Herb Kroemer, who earned a Nobel Prize for his seminal theoretical work on compound semiconductors, recalled that when Coldren came to UCSB when the university was “raiding Bell Labs,” in the wake of the 1982 breakup of the Bell conglomerate, he was hired to lead laser research, a key component of the serious semiconductor program Kroemer and colleagues envisioned. A big early challenge was how to emit usable light generated inside a laser diode. As Coldren’s work continued, Kroemer recalled, “It was clear how difficult it was to get the light out of the diode. I thought personally that it was very nearly impossible. Well, Larry did it.”
Kroemer’s longtime collaborator Art Gossard, an expert in growing semiconductor materials who came to UCSB and worked extensively with Coldren, described him as someone who, “knew where everything was going and was great at convincing other people how important the work was, bringing together great collaborators, and getting funding from federal agencies to see it through.”
John Bowers, another renowned UCSB professor and the Kavli Chair in Nanotechnology, who also leads the AIM Photonics West Coast Hub at UCSB and wrote more than a hundred papers with Coldren, joked, “As you probably noticed, I've been basically following Larry's footsteps for a long time,” before adding, “Thanks, Larry. It's been more than forty years. UCSB owes you so much not only for the research you’ve done, but also for bringing up the technology, from clean rooms to etching techniques to processing. It has benefitted all of us.”
Another student of Coldren’s, Greg Fish, who is now Distinguished Engineer at Juniper Networks Silcon Photonics in Goleta, recalled the first time he heard Coldren speak at a symposium when Fish was an undergraduate student at the University of Wisconsin, Madison. “After Larry explained how a tunable laser works, I remember thinking, This is one of the greatest ideas I’ve ever heard,” he said.
For all of Coldren’s remarkable conceptual, technical, and entrepreneurial brilliance, many of the 25 speakers who honored him also remarked on him as an extraordinary person.
“When I met Larry, I liked him right away, and who wouldn’t,” noted Jack Jewell of Bell Labs, “One of the things that really stands out is his smile. I think you were born with it, and all the doctors and nurses gathered around, saying, ‘Look at this guy.’”

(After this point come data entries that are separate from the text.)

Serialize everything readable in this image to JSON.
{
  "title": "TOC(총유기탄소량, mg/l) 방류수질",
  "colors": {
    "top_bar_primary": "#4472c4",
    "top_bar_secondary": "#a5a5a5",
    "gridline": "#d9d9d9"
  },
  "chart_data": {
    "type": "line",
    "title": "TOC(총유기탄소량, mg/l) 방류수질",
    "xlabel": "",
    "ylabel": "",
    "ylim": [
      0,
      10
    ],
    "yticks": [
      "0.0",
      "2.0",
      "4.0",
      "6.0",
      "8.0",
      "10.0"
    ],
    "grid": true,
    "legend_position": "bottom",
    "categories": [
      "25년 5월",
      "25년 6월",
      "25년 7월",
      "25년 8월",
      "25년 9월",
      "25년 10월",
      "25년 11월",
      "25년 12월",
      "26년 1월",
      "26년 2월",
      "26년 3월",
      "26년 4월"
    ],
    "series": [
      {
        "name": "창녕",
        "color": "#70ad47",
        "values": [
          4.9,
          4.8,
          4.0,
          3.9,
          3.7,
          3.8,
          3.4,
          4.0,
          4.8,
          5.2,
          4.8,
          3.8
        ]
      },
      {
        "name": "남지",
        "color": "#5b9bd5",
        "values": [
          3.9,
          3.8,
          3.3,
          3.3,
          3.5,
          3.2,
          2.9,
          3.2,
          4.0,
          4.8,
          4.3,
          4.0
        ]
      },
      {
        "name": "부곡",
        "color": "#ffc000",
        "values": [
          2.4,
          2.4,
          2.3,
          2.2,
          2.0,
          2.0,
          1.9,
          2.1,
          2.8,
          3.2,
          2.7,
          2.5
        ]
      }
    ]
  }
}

Jonathan Klamkin, now an assistant professor in the Department of Electrical and Computer Engineering, spent a few years working in industry on the East Coast before coming to UCSB for his doctoral studies. He recalled that colleagues who knew he was interested in photonics and microcircuits said to him, “If that’s what you’re interested in, then you need to go work with Larry Coldren.” Klamkin started off as another one of Coldren’s students and has been here ever since.
“He was very good at setting you on a path and then getting out of the way,” said John Parker (PhD ‘12), who works as a silicon photonics engineer at Juniper Networks. “He rarely got into the nuts and bolts. Larry’s always been big on getting the message really clear, and then saying, ‘OK, figure this out. I’m going to do something else.”
Yoshi Nakano, professor at the University of Tokyo, seemed to be speaking for many in the room when he recalled the eight years he spent as an associate professor in the Electrical and Computer Engineering Department at UCSB as, “the most beautiful time in my life, thanks to Larry.”